Eighteen months ago I posited the emergence of a different flavor of global capitalism here in the Pacific Northwest, which I described as “big tent” capitalism, subsequently amended to the more region-specific “Cascadian Capitalism“. My assertion was — and is — that:
Seattle is emerging as a global leader in fusing the growth-oriented culture of techno-capitalism with a deep and broad commitment to social justice and social mobility.
Much has changed since I first published that post, including the passage of Seattle’s $15 minimum wage ordinance (sparking the adoption of a similar law in Los Angeles and related efforts in New York, Chicago, San Francisco and other major American cities); the addition of a declared socialist to Seattle’s nine-member City Council (swapping a committed environmentalist for a Councilmember with an even more liberal and redistributive social agenda); and the creation of a city-funded Universal Preschool offering with nearly 70% of Seattle voters in support.
So, we’ve established that we’re willing to take action locally to help more Pacific Northwesterners participate in the region’s success. But what about ensuring that there’s actually money available to pay for all those programs?
Progressives often take business success — and profits — for granted, but anyone who’s ever built a company from scratch knows how hard it is to start, scale and remain competitive in our increasingly global and interconnected economy. We’ve been lucky to have some of the world’s most successful companies founded here in the past, but even great companies don’t stay great forever, and we need to constantly refresh our pool of successful and growing employers here if we want to have the resources to make good on our promise of a truly inclusive and broad-based prosperity.
Which is why I was so excited to meet the team at Canopy, a new Pacific Northwest organization dedicated to that work. In typical Northwest fashion, Canopy is a neither a traditional for-profit company, nor a non-profit, but a “for-benefit LLC” whose mission is to increase the flow of investment capital to build strong companies and create high-quality jobs here in Cascadia. Canopy itself is funded by two large family foundations created as a result of entrepreneurial success — The Russell Family Foundation and the Meyer Memorial Trust — and whose investment teams understand viscerally that great companies and well-paying jobs are the bedrock on which inclusive prosperity is built. Best of all, Canopy isn’t just trying to solve this problem here in Cascadia, but is explicitly committed to sharing best practices that can be used in other regions around the country and around the world.
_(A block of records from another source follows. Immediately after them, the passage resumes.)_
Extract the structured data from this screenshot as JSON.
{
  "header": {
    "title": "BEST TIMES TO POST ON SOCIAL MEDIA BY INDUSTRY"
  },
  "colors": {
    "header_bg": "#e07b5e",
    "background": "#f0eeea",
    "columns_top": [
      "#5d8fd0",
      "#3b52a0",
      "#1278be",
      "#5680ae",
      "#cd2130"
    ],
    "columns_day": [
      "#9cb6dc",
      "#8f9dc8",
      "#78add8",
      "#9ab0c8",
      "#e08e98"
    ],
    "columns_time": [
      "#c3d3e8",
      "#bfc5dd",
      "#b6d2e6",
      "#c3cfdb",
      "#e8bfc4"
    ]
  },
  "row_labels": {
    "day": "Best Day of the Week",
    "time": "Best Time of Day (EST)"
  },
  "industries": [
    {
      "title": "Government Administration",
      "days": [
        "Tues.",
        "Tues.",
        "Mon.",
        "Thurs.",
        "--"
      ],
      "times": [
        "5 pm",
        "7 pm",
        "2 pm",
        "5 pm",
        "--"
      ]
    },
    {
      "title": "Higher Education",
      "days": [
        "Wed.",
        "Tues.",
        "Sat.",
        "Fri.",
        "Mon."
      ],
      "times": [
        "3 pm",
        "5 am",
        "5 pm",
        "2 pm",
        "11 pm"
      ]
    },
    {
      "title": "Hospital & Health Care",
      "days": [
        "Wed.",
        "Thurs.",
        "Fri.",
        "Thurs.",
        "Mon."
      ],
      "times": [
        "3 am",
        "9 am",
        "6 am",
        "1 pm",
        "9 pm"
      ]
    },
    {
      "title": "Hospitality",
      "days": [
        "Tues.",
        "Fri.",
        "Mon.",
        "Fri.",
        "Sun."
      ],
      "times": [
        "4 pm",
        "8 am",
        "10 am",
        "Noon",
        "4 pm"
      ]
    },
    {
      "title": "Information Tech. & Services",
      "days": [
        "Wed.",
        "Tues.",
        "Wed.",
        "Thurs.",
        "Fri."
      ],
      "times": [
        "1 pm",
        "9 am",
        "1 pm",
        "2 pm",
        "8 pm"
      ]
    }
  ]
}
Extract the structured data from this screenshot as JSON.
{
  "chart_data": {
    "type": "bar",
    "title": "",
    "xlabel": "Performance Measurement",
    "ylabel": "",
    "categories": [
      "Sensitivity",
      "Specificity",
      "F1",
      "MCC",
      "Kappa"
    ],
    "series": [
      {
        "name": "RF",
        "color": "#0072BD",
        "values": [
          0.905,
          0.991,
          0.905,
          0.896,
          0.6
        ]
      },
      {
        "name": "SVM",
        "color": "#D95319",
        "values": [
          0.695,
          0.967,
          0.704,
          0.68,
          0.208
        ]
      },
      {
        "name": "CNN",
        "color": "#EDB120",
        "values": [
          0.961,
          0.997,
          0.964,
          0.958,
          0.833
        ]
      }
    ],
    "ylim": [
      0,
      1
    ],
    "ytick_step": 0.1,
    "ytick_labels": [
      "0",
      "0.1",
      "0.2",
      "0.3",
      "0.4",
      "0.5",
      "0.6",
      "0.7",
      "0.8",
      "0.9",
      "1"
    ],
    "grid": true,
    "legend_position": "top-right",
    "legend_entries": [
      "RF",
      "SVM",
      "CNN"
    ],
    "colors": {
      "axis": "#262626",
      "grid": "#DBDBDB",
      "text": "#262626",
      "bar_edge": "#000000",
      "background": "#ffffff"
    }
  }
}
But wait, I can hear some of you thinking, why does the highly efficient and self-regulating capitalist economy need some non-profit messing around in this work; can’t we capitalists take care of ourselves?
Yes, and no. As I’ve written (at great length) before, our modern capital markets work very well above a certain scale, and within the traditional “money center” geographies (especially New York and Silicon Valley). But for “sub-scale” (meaning very early-stage) innovation, in locations other than these two national money centers, these markets are all kind of broken. It’s not that there isn’t a ton of available capital in those regions with active intent to seek return and drive social impact in the form of local job creation. But matching good early-stage investments with good investors requires market-clearing mechanisms that either don’t exist, or don’t have sufficient capacity to reliably clear the market.
Canopy is a new approach to fixing broken innovation markets, bridging the many gaps that currently sit between billions of dollars of impact investing capacity and the early-stage entrepreneurs and fund managers who can effectively deploy that capital to drive growth. Like so many of our region’s best ideas, Canopy is neither a pure creature of the market, nor a platform for charitable giving; it is a hybrid that channels powerful market forces to achieve social aims. It’s weird and it’s awesome, just like Cascadia itself.